United triggered the option in Pogba’s deal last week, meaning he is under contract until 2022.

What’s Woodward’s stance?
The report claims Ed Woodward is happy to allow Pogba to enter the final year of his contract next season if a new agreement cannot be reached.
That would leave United vulnerable in January 2022, when the Frenchman would be free to negotiate a free transfer exit ahead of time.
United are apparently relaxed about the situation.
But given the way United have operated behind the scenes in recent years, and the noise Pogba’s agent Mino Raiola has made in the past trying to get his client a move, there’s a chance the landscape won’t remain this serene.

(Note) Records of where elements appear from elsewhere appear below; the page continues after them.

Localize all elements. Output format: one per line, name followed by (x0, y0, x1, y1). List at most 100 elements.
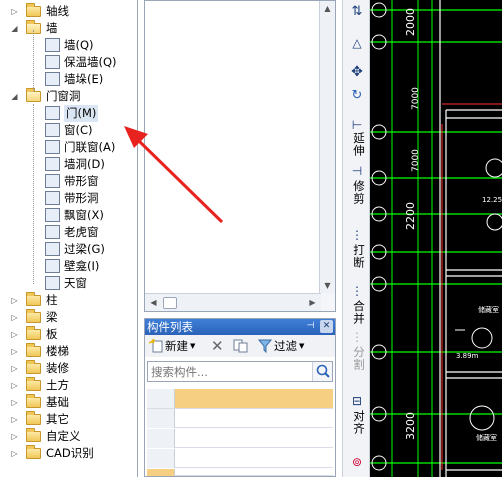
tree-item[interactable]: 墙洞(D) (0, 156, 137, 173)
window-icon (45, 123, 60, 137)
expand-icon[interactable]: ▷ (10, 296, 19, 305)
tree-item[interactable]: 门联窗(A) (0, 139, 137, 156)
search-input[interactable] (151, 363, 311, 380)
table-row[interactable] (147, 449, 333, 468)
tree-item[interactable]: 天窗 (0, 275, 137, 292)
tree-item[interactable]: 墙垛(E) (0, 71, 137, 88)
merge-icon: ⋮ (351, 284, 363, 298)
move-icon[interactable]: ✥ (348, 64, 366, 80)
wall-pier-icon (45, 72, 60, 86)
rotate-icon[interactable]: ↻ (348, 88, 366, 103)
dim-text-7000b: 7000 (411, 149, 421, 172)
expand-icon[interactable]: ▷ (10, 7, 19, 16)
break-button[interactable]: 打断 (351, 244, 367, 269)
table-row[interactable] (147, 429, 333, 448)
tree-folder[interactable]: ▷ 楼梯 (0, 343, 137, 360)
expand-icon[interactable]: ▷ (10, 398, 19, 407)
tree-item-label: 墙(Q) (64, 38, 94, 52)
tree-item-label: 带形窗 (64, 174, 99, 188)
horizontal-scrollbar[interactable]: ◀ ▶ (145, 293, 321, 311)
row-header (147, 409, 175, 428)
tree-item-label: 保温墙(Q) (64, 55, 117, 69)
offset-icon[interactable]: ⊚ (348, 455, 366, 469)
scroll-down-icon[interactable]: ▼ (320, 278, 335, 293)
tree-folder[interactable]: ▷ 装修 (0, 360, 137, 377)
delete-icon[interactable]: ✕ (211, 337, 224, 355)
expand-icon[interactable]: ▷ (10, 432, 19, 441)
tree-item[interactable]: 窗(C) (0, 122, 137, 139)
filter-label: 过滤 (274, 339, 297, 353)
expand-icon[interactable]: ▷ (10, 415, 19, 424)
folder-icon (26, 360, 41, 374)
scroll-thumb[interactable] (163, 297, 177, 309)
lintel-icon (45, 242, 60, 256)
tree-folder[interactable]: ◢ 门窗洞 (0, 88, 137, 105)
tree-item-label: 飘窗(X) (64, 208, 104, 222)
filter-button[interactable]: 过滤 ▼ (258, 338, 304, 354)
copy-icon[interactable] (233, 338, 249, 354)
tree-folder[interactable]: ▷ 基础 (0, 394, 137, 411)
tree-item-label: 其它 (46, 412, 69, 426)
tree-folder[interactable]: ▷ 自定义 (0, 428, 137, 445)
split-button[interactable]: 分割 (351, 346, 367, 371)
tree-item-label: 柱 (46, 293, 58, 307)
align-button[interactable]: 对齐 (351, 410, 367, 435)
mirror-icon[interactable]: △ (348, 36, 366, 50)
tree-item[interactable]: 壁龛(I) (0, 258, 137, 275)
tree-folder[interactable]: ▷ 梁 (0, 309, 137, 326)
tree-item[interactable]: 门(M) (0, 105, 137, 122)
vertical-scrollbar[interactable]: ▲ ▼ (319, 1, 335, 293)
wall-icon (45, 38, 60, 52)
tree-item[interactable]: 墙(Q) (0, 37, 137, 54)
expand-icon[interactable]: ▷ (10, 449, 19, 458)
trim-button[interactable]: 修剪 (351, 180, 367, 205)
tree-folder[interactable]: ▷ 板 (0, 326, 137, 343)
expand-icon[interactable]: ▷ (10, 381, 19, 390)
wall-opening-icon (45, 157, 60, 171)
table-row[interactable] (147, 409, 333, 428)
scroll-right-icon[interactable]: ▶ (305, 295, 320, 310)
expand-icon[interactable]: ▷ (10, 347, 19, 356)
new-button[interactable]: 新建 ▼ (149, 338, 195, 354)
tree-item[interactable]: 带形洞 (0, 190, 137, 207)
tree-folder[interactable]: ▷ 其它 (0, 411, 137, 428)
folder-icon (26, 292, 41, 306)
tree-item[interactable]: 过梁(G) (0, 241, 137, 258)
search-button[interactable] (312, 362, 332, 381)
folder-icon (26, 428, 41, 442)
row-header (147, 429, 175, 448)
search-icon (316, 364, 330, 378)
grid-header (175, 389, 333, 408)
collapse-icon[interactable]: ◢ (10, 92, 19, 101)
stretch-icon[interactable]: ⇅ (348, 4, 366, 19)
folder-icon (26, 445, 41, 459)
component-list-toolbar: 新建 ▼ ✕ 过滤 ▼ (145, 335, 335, 357)
tree-folder[interactable]: ▷ 土方 (0, 377, 137, 394)
expand-icon[interactable]: ▷ (10, 330, 19, 339)
tree-item[interactable]: 保温墙(Q) (0, 54, 137, 71)
close-icon[interactable]: ✕ (320, 320, 333, 333)
scroll-up-icon[interactable]: ▲ (320, 1, 335, 16)
extend-button[interactable]: 延伸 (351, 132, 367, 157)
tree-item-label: 门联窗(A) (64, 140, 116, 154)
merge-button[interactable]: 合并 (351, 300, 367, 325)
collapse-icon[interactable]: ◢ (10, 24, 19, 33)
expand-icon[interactable]: ▷ (10, 313, 19, 322)
tree-item[interactable]: 飘窗(X) (0, 207, 137, 224)
tree-folder[interactable]: ▷ 轴线 (0, 3, 137, 20)
tree-item[interactable]: 老虎窗 (0, 224, 137, 241)
pin-icon[interactable]: ⊣ (304, 320, 317, 333)
expand-icon[interactable]: ▷ (10, 364, 19, 373)
tree-item-label: 门窗洞 (46, 89, 81, 103)
tree-folder[interactable]: ▷ CAD识别 (0, 445, 137, 462)
table-row[interactable] (147, 469, 333, 476)
tree-item[interactable]: 带形窗 (0, 173, 137, 190)
component-list-panel: 构件列表 ⊣ ✕ 新建 ▼ ✕ 过滤 ▼ (144, 318, 336, 477)
new-label: 新建 (165, 339, 188, 353)
scroll-left-icon[interactable]: ◀ (146, 295, 161, 310)
tree-folder[interactable]: ◢ 墙 (0, 20, 137, 37)
axis-bubbles (371, 2, 387, 471)
tree-folder[interactable]: ▷ 柱 (0, 292, 137, 309)
cad-canvas[interactable]: 2000 7000 2200 7000 3200 12.25 3.89m 储藏室… (370, 0, 502, 477)
tree-guide-line (33, 104, 34, 284)
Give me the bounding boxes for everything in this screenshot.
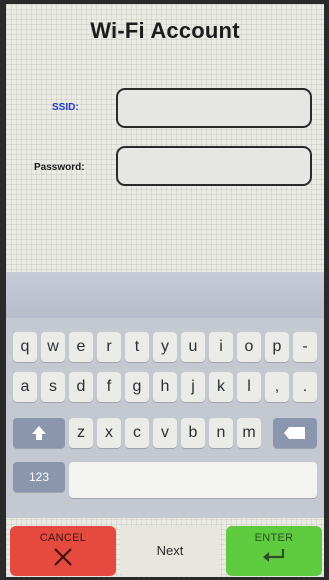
- enter-button[interactable]: ENTER: [226, 526, 322, 576]
- keyboard-header: [6, 272, 324, 318]
- action-bar: CANCEL Next ENTER: [6, 522, 324, 577]
- page-title: Wi-Fi Account: [90, 18, 240, 43]
- key-n[interactable]: n: [209, 418, 233, 448]
- return-arrow-icon: [263, 549, 285, 562]
- key-a[interactable]: a: [13, 372, 37, 402]
- numbers-key[interactable]: 123: [13, 462, 65, 492]
- key-q[interactable]: q: [13, 332, 37, 362]
- shift-arrow-icon: [32, 426, 46, 440]
- key-f[interactable]: f: [97, 372, 121, 402]
- backspace-icon: [284, 427, 305, 439]
- ssid-input[interactable]: [116, 88, 312, 128]
- key-dash[interactable]: -: [293, 332, 317, 362]
- key-x[interactable]: x: [97, 418, 121, 448]
- space-key[interactable]: [69, 462, 317, 498]
- enter-label: ENTER: [254, 532, 294, 544]
- key-o[interactable]: o: [237, 332, 261, 362]
- key-m[interactable]: m: [237, 418, 261, 448]
- wifi-account-screen: Wi-Fi Account SSID: Password: q w e r t …: [6, 4, 324, 577]
- key-l[interactable]: l: [237, 372, 261, 402]
- key-d[interactable]: d: [69, 372, 93, 402]
- password-input[interactable]: [116, 146, 312, 186]
- key-comma[interactable]: ,: [265, 372, 289, 402]
- key-k[interactable]: k: [209, 372, 233, 402]
- key-e[interactable]: e: [69, 332, 93, 362]
- key-c[interactable]: c: [125, 418, 149, 448]
- close-icon: [54, 548, 72, 566]
- ssid-label: SSID:: [52, 102, 79, 113]
- key-r[interactable]: r: [97, 332, 121, 362]
- key-j[interactable]: j: [181, 372, 205, 402]
- key-g[interactable]: g: [125, 372, 149, 402]
- shift-key[interactable]: [13, 418, 65, 448]
- password-label: Password:: [34, 162, 85, 173]
- cancel-button[interactable]: CANCEL: [10, 526, 116, 576]
- key-p[interactable]: p: [265, 332, 289, 362]
- key-i[interactable]: i: [209, 332, 233, 362]
- key-v[interactable]: v: [153, 418, 177, 448]
- next-label: Next: [156, 543, 184, 558]
- key-h[interactable]: h: [153, 372, 177, 402]
- next-button[interactable]: Next: [120, 526, 220, 576]
- key-period[interactable]: .: [293, 372, 317, 402]
- key-z[interactable]: z: [69, 418, 93, 448]
- key-u[interactable]: u: [181, 332, 205, 362]
- key-t[interactable]: t: [125, 332, 149, 362]
- key-b[interactable]: b: [181, 418, 205, 448]
- on-screen-keyboard: q w e r t y u i o p - a s d f g h j k l …: [6, 318, 324, 518]
- cancel-label: CANCEL: [39, 532, 87, 544]
- key-s[interactable]: s: [41, 372, 65, 402]
- key-w[interactable]: w: [41, 332, 65, 362]
- backspace-key[interactable]: [273, 418, 317, 448]
- key-y[interactable]: y: [153, 332, 177, 362]
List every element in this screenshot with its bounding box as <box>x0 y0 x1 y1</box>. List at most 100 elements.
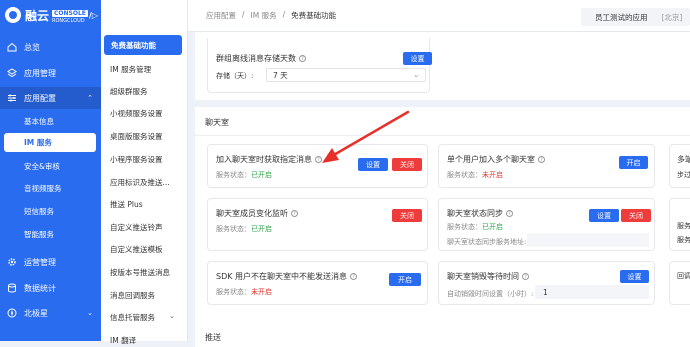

Sensible not to break the bank
The first thing to be said is that United’s monetary stance on Pogba makes sense.
He is not playing well enough to justify United breaking the bank to keep him, and it seems the club have learned their lessons from the Sanchez saga on that score.
Keeping Pogba at the club just by throwing a lorryload of cash his way wouldn’t be good in the long run.
That said, if he isn’t going to sign a new deal, it would make more sense for United to sell him this coming summer.
Doing that would represent their best chance of getting a decent fee in return. Even then, it wouldn’t be the entirety of his real value because of his dwindling contract.
At Tottenham, allowing Christian Eriksen’s deal to lapse into its final year created a sideshow which went on for months. For Pogba, at United, the furore would be louder and wilder.
That is a situation Woodward should be keen to avoid, as well as the prospect of seeing a World Cup winner leave on the cheap, or for free.
There is logic to not breaking the bank to keep Pogba. There is less in letting his contract dwindle, lessening his market value and increasing the chatter over his future.